The exclusive irradiation of keratinocytes increased cell viability significantly as compared to the control group (P=0.015). Cells that were only treated with bisphosphonates had reduced cell viability: Clodronate, P=0.027; and ibandronate, pamidronate and zoledronate, P<0.001. There were no significant differences in the two approaches of combining irradiation and bisphosphonate treatment in different orders. The differences between the cells incubated with bisphosphonate and the cells that were additionally irradiated were significant for all the groups (P<0.001), except for one experimental approach in the clodronate group. In this group, the sequence of irradiation followed by bisphosphonate treatment had no significant difference (P=0.285), but in the reverse sequence the P-value was 0.010. For all the other approaches, the P-values were ≤0.001. There was no significant difference between the cells incubated with bisphosphonates and the cells that were grown in bisphosphonate-containing medium that was irradiated (Fig. 1A).

Although the viability was increased following laser stimulation, there was no significant difference between the control cells and the cells with laser stimulation in three out of four tests. A significant difference was only obtained in the experiments using ibandronate (P<0.001). The addition of 50 µmol bisphosphonate reduced the viability significantly for ibandronate (P=0.001), pamidronate (P=0.004) and zoledronate (P<0.001), but not for clodronate (P=0.336). There was no significant difference between the sequence of bisphosphonate treatment and laser treatment, but there was a significant difference between the cells incubated with bisphosphonates only and the cells that were additionally irradiated. P-values for clodronate and ibandronate were <0.001, and for pamidronate a P-value of 0.093, compared to the cells incubated with bisphosphonates first and irradiated subsequently. The cells treated with pamidronate in the reverse order (irradiation first) had a P-value of 0.039. The cells treated with zoledronate had a significance difference with P=0.001 for the two approaches. The analysis of the cells with irradiation of the cell-free bisphosphonate-containing medium revealed no differences compared to the experimental approach with the incubation of cells with bisphosphonates only [P-values ranging between P=0.349 (ibandronate) and P=1.000 (clodronate)] (Fig. 1B).

The treatment consisting exclusively of radiation and bisphosphonates revealed significant changes in cell viability. Irradiation increased the viability, with P-values between P<0.001 and P=0.002, and bisphosphonate treatment decreased the viability, with P-values between P<0.001 and P=0.004. The combination of irradiation and bisphosphonate treatment increased cell viability significantly, independent of order with P-values between P<0.001 and P=0.008. There was no difference between the cells treated with bisphosphonates and the cells treated with irradiated medium [P-values between P=0.251 (pamidronate) and P=0.981 (zoledronate)] (Fig. 1C).

Low-level laser application increased the viability of cells, but was significant only in the experimental approach with pamidronate (P=0.026), and had a significant tendency with zoledronate (P=0.076).
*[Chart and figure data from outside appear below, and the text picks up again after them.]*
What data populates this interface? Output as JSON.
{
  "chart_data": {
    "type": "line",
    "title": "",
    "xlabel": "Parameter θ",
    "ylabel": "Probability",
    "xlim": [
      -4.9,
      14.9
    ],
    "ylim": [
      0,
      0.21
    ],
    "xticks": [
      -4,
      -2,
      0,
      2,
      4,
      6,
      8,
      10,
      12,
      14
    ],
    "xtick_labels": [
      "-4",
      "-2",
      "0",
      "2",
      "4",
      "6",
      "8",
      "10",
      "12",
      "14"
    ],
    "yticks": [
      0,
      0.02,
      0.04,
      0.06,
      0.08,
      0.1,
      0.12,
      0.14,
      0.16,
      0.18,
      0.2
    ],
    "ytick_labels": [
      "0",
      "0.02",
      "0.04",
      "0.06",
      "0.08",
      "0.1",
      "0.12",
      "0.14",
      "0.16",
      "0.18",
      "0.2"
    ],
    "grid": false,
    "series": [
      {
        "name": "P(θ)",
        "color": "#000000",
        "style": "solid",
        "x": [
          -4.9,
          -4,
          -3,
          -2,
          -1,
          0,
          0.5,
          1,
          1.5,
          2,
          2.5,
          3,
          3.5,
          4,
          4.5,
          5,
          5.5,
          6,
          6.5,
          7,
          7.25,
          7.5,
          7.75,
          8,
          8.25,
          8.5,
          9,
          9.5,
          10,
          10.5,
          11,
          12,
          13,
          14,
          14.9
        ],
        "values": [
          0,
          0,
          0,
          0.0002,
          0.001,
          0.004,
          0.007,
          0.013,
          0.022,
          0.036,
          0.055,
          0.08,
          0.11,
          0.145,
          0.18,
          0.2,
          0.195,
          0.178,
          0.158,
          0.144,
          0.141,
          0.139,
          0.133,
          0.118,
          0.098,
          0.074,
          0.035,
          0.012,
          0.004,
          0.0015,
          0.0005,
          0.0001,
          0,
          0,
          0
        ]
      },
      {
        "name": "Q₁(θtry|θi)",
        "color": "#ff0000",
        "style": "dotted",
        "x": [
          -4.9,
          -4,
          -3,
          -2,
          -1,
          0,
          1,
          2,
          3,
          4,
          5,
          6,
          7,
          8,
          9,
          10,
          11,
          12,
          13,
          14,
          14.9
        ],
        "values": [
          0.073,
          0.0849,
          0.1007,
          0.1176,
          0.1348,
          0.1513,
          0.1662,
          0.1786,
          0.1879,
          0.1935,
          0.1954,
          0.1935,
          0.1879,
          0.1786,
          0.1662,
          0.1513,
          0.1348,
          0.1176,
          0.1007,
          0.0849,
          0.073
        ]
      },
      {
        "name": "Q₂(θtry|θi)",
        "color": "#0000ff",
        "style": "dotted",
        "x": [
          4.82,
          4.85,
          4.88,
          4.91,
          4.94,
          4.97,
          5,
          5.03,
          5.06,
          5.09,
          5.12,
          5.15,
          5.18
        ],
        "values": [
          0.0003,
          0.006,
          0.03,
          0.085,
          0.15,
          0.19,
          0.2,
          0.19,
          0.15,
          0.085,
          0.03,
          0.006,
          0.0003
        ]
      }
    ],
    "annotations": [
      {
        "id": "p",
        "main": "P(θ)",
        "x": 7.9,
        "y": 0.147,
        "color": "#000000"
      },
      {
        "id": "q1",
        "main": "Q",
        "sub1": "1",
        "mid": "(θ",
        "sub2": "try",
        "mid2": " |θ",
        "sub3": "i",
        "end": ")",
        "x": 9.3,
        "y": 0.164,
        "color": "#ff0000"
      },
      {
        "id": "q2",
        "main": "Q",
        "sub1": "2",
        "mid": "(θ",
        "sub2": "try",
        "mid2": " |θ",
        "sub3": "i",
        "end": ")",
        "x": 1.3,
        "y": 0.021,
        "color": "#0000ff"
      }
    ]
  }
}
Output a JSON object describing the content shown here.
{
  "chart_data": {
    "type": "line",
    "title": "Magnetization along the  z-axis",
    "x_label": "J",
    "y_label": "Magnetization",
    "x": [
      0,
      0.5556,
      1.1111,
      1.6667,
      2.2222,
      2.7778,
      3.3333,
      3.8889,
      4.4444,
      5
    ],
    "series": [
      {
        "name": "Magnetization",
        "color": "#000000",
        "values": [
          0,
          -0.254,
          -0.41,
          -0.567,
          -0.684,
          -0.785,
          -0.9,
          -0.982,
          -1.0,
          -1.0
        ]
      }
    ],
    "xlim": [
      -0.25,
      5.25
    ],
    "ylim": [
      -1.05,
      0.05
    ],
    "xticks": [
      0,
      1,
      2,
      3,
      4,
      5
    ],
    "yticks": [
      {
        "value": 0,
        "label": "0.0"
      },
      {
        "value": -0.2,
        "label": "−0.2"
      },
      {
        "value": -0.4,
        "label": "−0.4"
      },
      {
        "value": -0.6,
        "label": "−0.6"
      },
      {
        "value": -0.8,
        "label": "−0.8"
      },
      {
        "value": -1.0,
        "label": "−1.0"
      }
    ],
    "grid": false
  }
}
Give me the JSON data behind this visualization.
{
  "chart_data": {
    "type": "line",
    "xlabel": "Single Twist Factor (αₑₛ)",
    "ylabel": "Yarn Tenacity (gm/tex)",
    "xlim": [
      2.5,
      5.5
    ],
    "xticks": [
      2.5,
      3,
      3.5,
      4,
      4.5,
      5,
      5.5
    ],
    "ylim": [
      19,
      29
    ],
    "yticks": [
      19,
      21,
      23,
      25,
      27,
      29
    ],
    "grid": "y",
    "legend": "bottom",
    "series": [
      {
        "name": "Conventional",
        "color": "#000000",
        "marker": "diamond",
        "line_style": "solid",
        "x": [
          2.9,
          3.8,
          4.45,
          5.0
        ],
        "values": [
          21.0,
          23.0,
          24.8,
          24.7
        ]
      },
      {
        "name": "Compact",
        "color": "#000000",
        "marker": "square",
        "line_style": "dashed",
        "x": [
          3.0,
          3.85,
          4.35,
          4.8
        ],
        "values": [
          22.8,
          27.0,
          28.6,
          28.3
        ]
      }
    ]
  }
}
Adding bisphosphonates reduced the cell viability in the ibandronate (P=0.002), pamidronate and zoldedronat-treated assays (P<0.001). Osteoblasts treated with clodronate had no significant reduction in cell viability. The sequence of irradiation and bisphosphonate treatment did not result in significant differences for any of the cell lines. However, the additional irradiation of the cells treated with bisphosphonates increased the cell viability in all the cases, with P-values ranging from P<0.001 (clodronate) to P=0.046 (pamidronate and zoledronate). There was no significant difference between the cells treated with bisphosphonates only and the cells receiving the bisphosphonate medium that had been irradiated, with P-values ranging between P=0.761 (zoledronate) and P=1.000 (clodronate) (Fig. 1D).